Il capolinea indica normalmente il termine di un viaggio; si può decidere se fermarsi lì oppure ripartire. Le aziende italiane (e non solo) hanno compiuto un lungo viaggio che, dagli anni ’60 fino a ieri ha attraversato diverse fasi, ha vissuto momenti di successo e periodi di crisi senza mai fermarsi. Oggi questo viaggio è arrivato alla stazione Covid-19, il capolinea: non si può più proseguire il vecchio percorso e quindi bisogna scegliere cosa fare domani.

3) Com’era lo stato del settore industriale prima dell’emergenza sanitaria dovuta alla pandemia? Le aziende avrebbero potuto fare qualcosa di diverso, in passato, per non trovarsi così in difficoltà oggi?
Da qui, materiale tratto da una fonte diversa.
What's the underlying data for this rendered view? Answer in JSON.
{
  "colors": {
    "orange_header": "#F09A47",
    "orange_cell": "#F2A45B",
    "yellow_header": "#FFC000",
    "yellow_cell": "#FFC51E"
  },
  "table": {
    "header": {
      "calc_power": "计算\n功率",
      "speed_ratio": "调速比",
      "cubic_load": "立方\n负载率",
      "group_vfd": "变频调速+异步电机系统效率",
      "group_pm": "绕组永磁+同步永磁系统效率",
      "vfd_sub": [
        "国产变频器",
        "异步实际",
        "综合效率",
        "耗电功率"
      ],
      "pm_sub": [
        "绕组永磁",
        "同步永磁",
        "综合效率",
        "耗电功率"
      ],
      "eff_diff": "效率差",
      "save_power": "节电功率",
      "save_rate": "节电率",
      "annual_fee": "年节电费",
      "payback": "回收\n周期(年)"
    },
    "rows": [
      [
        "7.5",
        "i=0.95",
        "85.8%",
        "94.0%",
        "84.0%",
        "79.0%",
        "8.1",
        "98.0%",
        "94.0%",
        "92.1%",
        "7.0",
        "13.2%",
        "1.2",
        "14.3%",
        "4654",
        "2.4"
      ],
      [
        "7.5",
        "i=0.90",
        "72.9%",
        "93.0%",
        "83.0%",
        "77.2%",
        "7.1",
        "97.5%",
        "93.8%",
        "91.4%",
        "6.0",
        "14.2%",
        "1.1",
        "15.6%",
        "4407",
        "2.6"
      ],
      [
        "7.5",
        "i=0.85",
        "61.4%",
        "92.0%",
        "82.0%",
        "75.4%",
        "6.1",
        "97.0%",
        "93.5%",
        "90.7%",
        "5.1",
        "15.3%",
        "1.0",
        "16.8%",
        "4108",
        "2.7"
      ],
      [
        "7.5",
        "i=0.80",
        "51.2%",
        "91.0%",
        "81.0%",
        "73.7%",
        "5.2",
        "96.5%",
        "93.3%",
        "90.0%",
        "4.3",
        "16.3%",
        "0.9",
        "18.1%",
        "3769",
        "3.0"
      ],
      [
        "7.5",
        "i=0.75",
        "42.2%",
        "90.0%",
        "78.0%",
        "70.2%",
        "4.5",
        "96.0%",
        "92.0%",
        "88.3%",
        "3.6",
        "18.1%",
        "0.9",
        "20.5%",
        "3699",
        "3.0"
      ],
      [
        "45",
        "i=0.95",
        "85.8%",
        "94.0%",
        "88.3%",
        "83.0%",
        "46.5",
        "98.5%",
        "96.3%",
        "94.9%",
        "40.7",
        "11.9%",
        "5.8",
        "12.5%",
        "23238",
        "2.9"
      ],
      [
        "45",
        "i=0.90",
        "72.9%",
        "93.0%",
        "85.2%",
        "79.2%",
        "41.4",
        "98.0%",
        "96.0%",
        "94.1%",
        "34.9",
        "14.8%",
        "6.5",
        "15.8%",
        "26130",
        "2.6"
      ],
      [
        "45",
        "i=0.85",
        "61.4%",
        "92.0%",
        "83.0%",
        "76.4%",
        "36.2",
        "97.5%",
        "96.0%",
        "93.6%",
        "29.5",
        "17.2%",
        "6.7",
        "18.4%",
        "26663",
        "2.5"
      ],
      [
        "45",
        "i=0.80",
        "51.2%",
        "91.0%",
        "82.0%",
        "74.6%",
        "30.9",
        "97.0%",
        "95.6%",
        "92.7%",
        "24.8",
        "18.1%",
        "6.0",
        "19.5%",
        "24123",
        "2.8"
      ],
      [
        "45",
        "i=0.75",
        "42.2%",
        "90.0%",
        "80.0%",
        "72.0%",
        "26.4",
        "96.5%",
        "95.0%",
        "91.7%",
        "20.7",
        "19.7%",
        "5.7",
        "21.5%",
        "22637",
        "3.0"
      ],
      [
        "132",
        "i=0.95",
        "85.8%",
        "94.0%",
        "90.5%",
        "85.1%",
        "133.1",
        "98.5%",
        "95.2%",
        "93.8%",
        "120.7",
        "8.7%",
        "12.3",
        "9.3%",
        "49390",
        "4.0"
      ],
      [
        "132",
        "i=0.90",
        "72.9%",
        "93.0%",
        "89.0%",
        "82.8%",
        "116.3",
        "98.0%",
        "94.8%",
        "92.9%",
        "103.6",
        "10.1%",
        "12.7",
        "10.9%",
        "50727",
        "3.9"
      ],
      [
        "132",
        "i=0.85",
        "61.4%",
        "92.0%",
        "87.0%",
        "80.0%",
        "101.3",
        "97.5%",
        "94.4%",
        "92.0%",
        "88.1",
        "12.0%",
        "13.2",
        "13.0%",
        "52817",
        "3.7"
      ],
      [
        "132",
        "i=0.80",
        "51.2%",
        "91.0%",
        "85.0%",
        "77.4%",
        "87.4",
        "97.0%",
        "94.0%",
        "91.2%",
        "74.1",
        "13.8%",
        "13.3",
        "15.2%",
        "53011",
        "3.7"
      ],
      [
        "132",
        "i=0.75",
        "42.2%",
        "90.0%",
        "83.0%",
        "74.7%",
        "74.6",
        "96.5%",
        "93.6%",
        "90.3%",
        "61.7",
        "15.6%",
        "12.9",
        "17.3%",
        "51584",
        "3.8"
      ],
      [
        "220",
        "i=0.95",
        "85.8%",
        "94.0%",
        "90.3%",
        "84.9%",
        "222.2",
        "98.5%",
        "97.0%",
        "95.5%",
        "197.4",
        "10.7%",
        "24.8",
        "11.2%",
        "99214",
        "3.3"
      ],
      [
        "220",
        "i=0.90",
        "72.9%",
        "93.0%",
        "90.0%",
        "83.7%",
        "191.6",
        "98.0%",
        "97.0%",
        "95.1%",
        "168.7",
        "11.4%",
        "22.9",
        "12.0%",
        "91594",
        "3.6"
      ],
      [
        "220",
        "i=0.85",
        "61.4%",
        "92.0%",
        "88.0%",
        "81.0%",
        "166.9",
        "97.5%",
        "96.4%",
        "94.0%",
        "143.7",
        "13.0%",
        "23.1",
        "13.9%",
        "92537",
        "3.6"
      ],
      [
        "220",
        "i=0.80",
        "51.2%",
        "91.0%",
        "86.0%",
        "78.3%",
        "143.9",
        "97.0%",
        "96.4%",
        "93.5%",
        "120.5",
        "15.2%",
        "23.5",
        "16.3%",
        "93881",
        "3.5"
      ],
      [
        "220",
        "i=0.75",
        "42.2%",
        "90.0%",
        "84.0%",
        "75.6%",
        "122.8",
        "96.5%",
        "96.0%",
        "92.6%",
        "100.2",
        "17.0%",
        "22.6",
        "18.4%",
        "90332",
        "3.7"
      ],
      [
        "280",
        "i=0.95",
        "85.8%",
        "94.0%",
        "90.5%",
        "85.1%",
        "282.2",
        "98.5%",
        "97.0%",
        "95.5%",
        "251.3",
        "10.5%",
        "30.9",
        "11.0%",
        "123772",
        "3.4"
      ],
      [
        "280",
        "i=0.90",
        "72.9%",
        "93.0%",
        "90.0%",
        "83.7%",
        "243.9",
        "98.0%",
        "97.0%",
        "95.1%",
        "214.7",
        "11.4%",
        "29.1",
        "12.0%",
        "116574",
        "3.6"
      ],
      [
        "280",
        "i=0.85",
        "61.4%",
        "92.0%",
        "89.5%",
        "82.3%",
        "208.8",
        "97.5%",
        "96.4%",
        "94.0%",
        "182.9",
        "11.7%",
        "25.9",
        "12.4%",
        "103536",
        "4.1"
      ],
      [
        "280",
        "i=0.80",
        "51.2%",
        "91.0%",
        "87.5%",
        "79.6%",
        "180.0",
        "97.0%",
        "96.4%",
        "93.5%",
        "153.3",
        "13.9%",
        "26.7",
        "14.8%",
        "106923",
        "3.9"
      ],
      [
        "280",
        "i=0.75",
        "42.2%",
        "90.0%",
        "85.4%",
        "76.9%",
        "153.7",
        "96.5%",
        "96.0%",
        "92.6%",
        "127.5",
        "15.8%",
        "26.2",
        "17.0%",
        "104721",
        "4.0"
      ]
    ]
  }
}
Negli ultimi 10 anni il settore industriale ha vissuto una lenta e dolorosa agonia alla quale il Covid-19 ha solo dato il colpo di grazia. Lo stato di crisi era ormai evidente e irreversibile da tempo, ma la vana speranza di una possibile ripresa ha sempre illuso le aziende di poter sopravvivere evitando di compiere quella riconversione che avrebbe potuto proiettarle nel futuro. Questo è stato l’errore più grave.

4) Cosa sono state costrette a cambiare le aziende italiane durante la pandemia?

Hanno dovuto cambiare sia la visione strategica che le abitudini operative. Si sono dovute adattare a nuove esigenze di mercato adottando nuove tecnologie e modalità di gestione. La produzione che prima era prevalentemente delocalizzata è tornata a essere on-site con una supply chain corta; la forza lavoro che prima era in presenza è stata virtualizzata con lo smart working e con le videochiamate. Sono stati stravolti tutti i paradigmi tradizionali.

5) Sono molti anni che lei lavora in questo settore, secondo la sua esperienza, cosa dovrebbero fare le aziende italiane per affrontare questa crisi? Com’è la sua visione del futuro: è pessimista o ottimista su come l’industria italiana riuscirà a superare questo momento difficile?

Per affrontare la crisi le aziende non hanno scelta, devono innovare sia in termini di idee che di tecnologie. Le idee vengono dalle persone, per questo motivo sarà fondamentale ridare centralità alle risorse umane. Le tecnologie sono mature e disponibili, bisogna solo imparare ad usarle efficacemente. Voglio essere ottimista sul destino dell’industria, non possiamo rassegnarci a diventare il museo di ciò che siamo stati.